Meyer suggested requiring face masks for all students would be the safest route to keep schools open and normal in-person school learning the practice rather than resorting to bouts of required remote learning.

“A simple practice like wearing a face mask will allow learning in schools without resorting to things like cohorting,” she said.

Karen Cheser, 9-R’s new superintendent, said more is known about COVID-19 now, and the hope was this year would allow for a return to school without taking added precautions to deal with the coronavirus.

“We thought it might be over, but it is not,” she said.

The school district has expertise in education, not in health, and Cheser said 9-R would rely heavily on guidance from health experts and feedback from the community.

The district, she said, also wants to hear from parents and the wider community, which is what drove Tuesday night’s feedback session.

“We want to hear from the community.
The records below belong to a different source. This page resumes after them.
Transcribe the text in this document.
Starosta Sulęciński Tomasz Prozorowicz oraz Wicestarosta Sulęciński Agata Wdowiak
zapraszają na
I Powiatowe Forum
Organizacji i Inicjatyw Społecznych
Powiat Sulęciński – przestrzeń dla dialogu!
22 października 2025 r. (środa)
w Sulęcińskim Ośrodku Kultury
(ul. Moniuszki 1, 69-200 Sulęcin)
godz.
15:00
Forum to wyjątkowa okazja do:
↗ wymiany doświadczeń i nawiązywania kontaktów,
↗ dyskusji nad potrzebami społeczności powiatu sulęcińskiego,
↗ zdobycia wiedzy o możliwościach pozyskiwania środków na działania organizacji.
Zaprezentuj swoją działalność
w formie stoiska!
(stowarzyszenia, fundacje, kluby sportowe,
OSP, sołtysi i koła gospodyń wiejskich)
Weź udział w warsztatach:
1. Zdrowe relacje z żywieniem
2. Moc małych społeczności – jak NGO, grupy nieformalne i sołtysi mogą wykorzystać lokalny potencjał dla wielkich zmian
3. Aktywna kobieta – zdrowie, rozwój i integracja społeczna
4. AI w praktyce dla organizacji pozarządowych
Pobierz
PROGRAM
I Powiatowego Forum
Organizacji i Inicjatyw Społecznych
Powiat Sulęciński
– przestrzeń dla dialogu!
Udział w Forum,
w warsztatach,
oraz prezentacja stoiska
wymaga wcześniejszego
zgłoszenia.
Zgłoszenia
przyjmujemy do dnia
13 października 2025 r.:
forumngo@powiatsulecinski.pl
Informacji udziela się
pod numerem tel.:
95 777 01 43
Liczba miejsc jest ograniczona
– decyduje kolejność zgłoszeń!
We know this is an issue people are passionate about, and they should be,” she said.

Vanessa Giddings, 9-R’s director of student support services, said health agencies 9-R would look to in adopting COVID-19 policies for 2021-22 would be the Colorado Department of Public Health and Environment, the Centers for Disease Control and Prevention, and San Juan Basin Public Health.

Last year, 9-R was under a public health order, which limited its flexibility in devising COVID-19 procedures in school year 2020-21.

However, next school year, with public health orders now expired, the district will have more flexibility in devising COVID-19 procedures, Giddings said.

Britny Hanson, the mother of a 4-year-old and a 9-year-old, said forcing unvaccinated students to wear masks was discriminatory and in effect makes a child’s health record public, which she said is illegal.

Hanson vowed to have Cheser removed if 9-R forces unvaccinated students to wear masks next school year.

She also called for community members to sign up to run in the November school board election against existing board members, who she said had taken too much control of children’s education away from parents.

“We need to take back our schools and give power back to the parents,” Hanson said.